The building splurge has piled up oodles of debt: opposition MPs say $6 billion-8 billion are owed to China alone, though details are murky. The government prefers perky economic statistics. Unemployment is low and GDP is rising fast enough for Sri Lanka next year to rank as a mid-range middle-income country with national income per person of around $4,000. Tourism blossoms and inflation has been in single digits for 52 months, exults Basil Rajapaksa, the presidential brother running the economy (doing himself down; it is actually 69 months and counting). He is “very confident” about the future. Parliament this week passed a budget crammed with goodies for voters.
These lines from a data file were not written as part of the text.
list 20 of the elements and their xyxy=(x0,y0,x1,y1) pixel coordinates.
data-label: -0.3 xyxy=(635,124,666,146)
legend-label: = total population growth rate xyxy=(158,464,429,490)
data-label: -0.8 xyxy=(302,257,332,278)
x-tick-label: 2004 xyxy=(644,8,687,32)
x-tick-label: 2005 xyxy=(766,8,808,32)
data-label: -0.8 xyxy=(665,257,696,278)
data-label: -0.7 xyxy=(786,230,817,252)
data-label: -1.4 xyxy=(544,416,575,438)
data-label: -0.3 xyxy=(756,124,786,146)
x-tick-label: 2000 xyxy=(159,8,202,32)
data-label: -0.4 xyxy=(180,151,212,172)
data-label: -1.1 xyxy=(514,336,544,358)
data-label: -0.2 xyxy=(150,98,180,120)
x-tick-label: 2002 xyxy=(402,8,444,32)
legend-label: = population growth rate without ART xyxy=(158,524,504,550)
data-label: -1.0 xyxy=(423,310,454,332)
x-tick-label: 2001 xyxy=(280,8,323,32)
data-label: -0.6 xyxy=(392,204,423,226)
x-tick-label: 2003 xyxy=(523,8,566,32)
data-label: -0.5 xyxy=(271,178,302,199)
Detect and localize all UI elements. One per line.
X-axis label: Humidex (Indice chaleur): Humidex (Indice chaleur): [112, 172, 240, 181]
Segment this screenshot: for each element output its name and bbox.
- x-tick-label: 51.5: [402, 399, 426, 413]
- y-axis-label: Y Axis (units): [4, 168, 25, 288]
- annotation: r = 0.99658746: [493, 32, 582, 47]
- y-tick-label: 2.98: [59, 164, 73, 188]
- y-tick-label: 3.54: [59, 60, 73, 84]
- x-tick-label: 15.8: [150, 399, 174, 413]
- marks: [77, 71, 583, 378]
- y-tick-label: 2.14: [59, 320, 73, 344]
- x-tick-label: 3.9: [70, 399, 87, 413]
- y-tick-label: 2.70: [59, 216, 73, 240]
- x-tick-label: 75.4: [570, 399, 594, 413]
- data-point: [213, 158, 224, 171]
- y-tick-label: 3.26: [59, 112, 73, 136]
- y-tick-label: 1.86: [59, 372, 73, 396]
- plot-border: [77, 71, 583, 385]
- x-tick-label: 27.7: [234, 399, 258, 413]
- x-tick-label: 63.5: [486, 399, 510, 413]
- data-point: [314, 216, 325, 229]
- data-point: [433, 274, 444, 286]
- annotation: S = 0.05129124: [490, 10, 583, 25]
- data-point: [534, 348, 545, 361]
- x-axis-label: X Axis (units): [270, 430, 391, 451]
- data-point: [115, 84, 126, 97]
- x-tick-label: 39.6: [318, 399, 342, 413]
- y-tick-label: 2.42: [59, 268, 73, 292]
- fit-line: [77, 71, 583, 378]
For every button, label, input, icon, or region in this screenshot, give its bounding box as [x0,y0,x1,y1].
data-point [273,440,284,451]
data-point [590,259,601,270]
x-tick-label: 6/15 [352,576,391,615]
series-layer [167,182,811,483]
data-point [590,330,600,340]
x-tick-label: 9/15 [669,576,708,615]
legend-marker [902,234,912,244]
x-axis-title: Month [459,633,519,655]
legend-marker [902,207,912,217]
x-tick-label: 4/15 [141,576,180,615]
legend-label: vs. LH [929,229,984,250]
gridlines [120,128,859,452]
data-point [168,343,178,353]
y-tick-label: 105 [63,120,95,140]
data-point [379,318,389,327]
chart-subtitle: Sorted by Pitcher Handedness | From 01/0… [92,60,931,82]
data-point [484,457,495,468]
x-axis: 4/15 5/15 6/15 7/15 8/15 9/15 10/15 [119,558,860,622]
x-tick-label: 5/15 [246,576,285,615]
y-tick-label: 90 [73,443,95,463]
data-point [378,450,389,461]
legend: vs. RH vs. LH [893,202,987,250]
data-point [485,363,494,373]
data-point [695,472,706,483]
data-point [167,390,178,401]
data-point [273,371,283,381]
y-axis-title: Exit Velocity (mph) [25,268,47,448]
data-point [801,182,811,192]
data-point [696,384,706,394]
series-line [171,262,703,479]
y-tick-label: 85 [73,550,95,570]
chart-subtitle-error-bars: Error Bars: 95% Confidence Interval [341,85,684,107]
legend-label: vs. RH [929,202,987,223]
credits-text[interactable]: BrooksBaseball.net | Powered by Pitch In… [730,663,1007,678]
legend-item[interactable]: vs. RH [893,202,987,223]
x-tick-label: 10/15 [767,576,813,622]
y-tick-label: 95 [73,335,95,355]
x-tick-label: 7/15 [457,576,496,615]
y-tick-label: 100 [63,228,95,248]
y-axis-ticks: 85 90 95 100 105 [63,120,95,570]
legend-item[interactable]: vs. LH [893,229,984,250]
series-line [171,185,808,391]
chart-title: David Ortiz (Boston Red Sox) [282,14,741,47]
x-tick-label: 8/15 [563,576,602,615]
To the suggestion that this was brazen populism, he chortles that “all our budgets are pre-election ones”. The local World Bank office is perhaps even more gung-ho about Sri Lanka’s starry economic future.
Nor is Mr Rajapaksa shy of using the benefits of incumbency, deploying arms of government at will. A car-park in Hambantota, in the south, is crammed with hundreds of red motorbikes, pre-election gifts for local officials, a pattern repeated countrywide. In Tamil areas security men intimidate politicians and activists. Even in Colombo, the biggest city, opposition figures say they suspect spies jam their mobile phones. They are denied public spaces for rallies. Most of the press fawns on Mr Rajapaksa; television shows involving opposition figures go mysteriously off air. Both the courts and electoral commission are widely seen as partisan.
All that had pointed to an easy victory for Mr Rajapaksa. Yet those magic charms are suddenly malfunctioning. The various opposition parties have, surprisingly, come up with a credible joint candidate. Maithripala Sirisena, a minister until last week and leading light in the ruling Sri Lanka Freedom Party (SLFP), defected on November 21st with a few supporters. Ordinary Sinhalese like him, because he seems more one of them than does Mr Rajapaksa. His promise to abolish the over-strong presidency in 100 days appeals to those who fear decades of dynastic rule by the Rajapaksas. (Older SLFP leaders have long groused about misrule by “one family”.) Mr Sirisena can tap into public resentment of worsening corruption. Businesses often complain that only insiders win official contracts. Sri Lanka fell 14 places this year in the World Bank’s ranking of the ease of doing business.
Third time less lucky
Moreover, the economy is not inevitably a vote-winner. Every voter Banyan met in the south grumbled about living costs, notably about pricey rice and milk. A former two-term president, Chandrika Kumaratunga, back in Colombo to help Mr Sirisena, accuses Mr Rajapaksa of being a “racist” Tamil-hater, and adds that those official inflation figures are “trumped-up”. As for mid-income prosperity, an opposition MP says officials dare not publish a figure from a new survey of household spending showing real incomes, after inflation, up by only 3% since 2006.
Mr Rajapaksa’s popularity is slipping. The SLFP won provincial elections in the southern province of Uva in September less comfortably than expected. At the last presidential poll in 2010, soon after the war, Mr Rajapaksa took 57% of the votes (less if you accept claims of modest rigging), so not a landslide. Assume that Tamils, Muslims and Christians, who are 30% of the electorate, mostly prefer Mr Sirisena, then even a third of the Sinhalese vote could swing it in his favour. The stars still probably favour the president, but horoscopes often disappoint.